Los días oscuros y violentos de la Segunda Guerra Mundial llegaron a su fin cuando El desembarco aliado en Normandía (Día D) abrió un segundo frente en Europa, los ejércitos aliados aterrizaron en Berlín y finalizó la Guerra en Europa en 1945, año en el que Estados Unidos también envió los bombardeos atómicos de Hiroshima y Nagasaki para sacar a Japón de la guerra.

Guerra del Chaco

Entre los años 1932 y 1935, se dieron las campañas militares de la Guerra del Chaco, que fue un conflicto armado entre Bolivia y Paraguay. La guerra inició formalmente en la región del Chaco Boreal, al norte del río Pilcomayo-Paraguay, en 1928, como resultado de la Guerra del Pacífico. Bolivia intentó salir de su situación sin salida al mar por la ruta del Gran Chaco, una zona que los bolivianos pensaban que tenían vastas reservas de petróleo; sin embargo, los hombres entrenados por Hans von Kundt no tenían la habilidad de los paraguayos para transitar por tierras bajas y zonas llenas de pantanos. 

Mapa de la trayectoria y movimientos estratégicos en la Guerra del Chaco (Anibalcesar, CC BY-SA 4.0, vía Wikimedia Commons / Recorte, mejora de tono y resolución de la original).

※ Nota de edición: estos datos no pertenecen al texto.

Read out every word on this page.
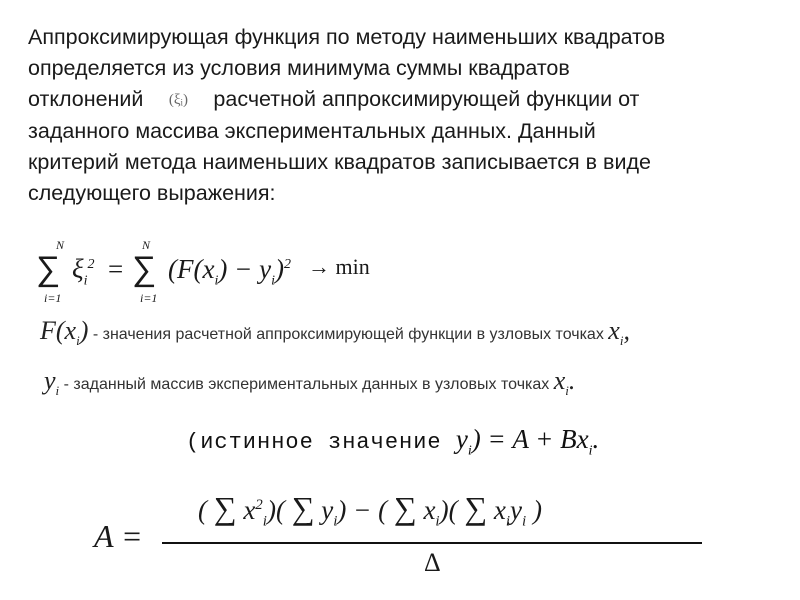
Аппроксимирующая функция по методу наименьших квадратов

определяется из условия минимума суммы квадратов

отклонений (ξᵢ) расчетной аппроксимирующей функции от

заданного массива экспериментальных данных. Данный

критерий метода наименьших квадратов записывается в виде

следующего выражения:

N
∑
i=1
$\xi_i^2$ =
N
∑
i=1
$(F(x_i) - y_i)^2 \to \min$
$F(x_i)$ - значения расчетной аппроксимирующей функции в узловых точках $x_i$,
$y_i$ - заданный массив экспериментальных данных в узловых точках $x_i$.
(истинное значение $y_i) = A + Bx_i$.
A =
( ∑ $x^2_i$)( ∑ $y_i$) − ( ∑ $x_i$)( ∑ $x_iy_i$ )
Δ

Pero los bolivianos avanzaron a pesar de los enfrentamientos, y ambos fuertes ya estaban en el Chaco. El ejército de Paraguay, liderado por el general José Estigarribia, declaró la guerra oficialmente en 1933, a pesar de que ya llevaban meses de conflicto y contraataques en la zona. Ahora Bolivia estaba en manos del general Enrique Peñaranda, por órdenes del presidente Daniel Salamanca, quien tuvo que dimitir tras el avance indiscutible de Paraguay. 

La tregua se consolidó en 1935 cuando el entonces presidente Evo Morales (Bolivia), y el mandatario paraguayo Fernando Lugo acordaron que todo sucedió por “intereses extranjeros”, y firmaron la paz en la zona del Gran Chaco. 

Tras este repaso histórico, hemos llegado al fin de la lista de campañas militares que, en cierto modo, fue una especie de resumen de la guerra con España, puesto que la corona española tenía ciertos intereses territoriales en el Caribe e Hispanoamérica. No obstante, la finalidad de esta entrada fue hacer un repaso por las operaciones militares más importantes de la historia, desde el mundo antiguo hasta la modernidad. En síntesis, desde el ingreso a Argentina desde Perú, y las Guerras Mundiales, los conflictos armados se dieron tanto por motivos de creencias e ideologías, como por control de tierras o por fines libertarios.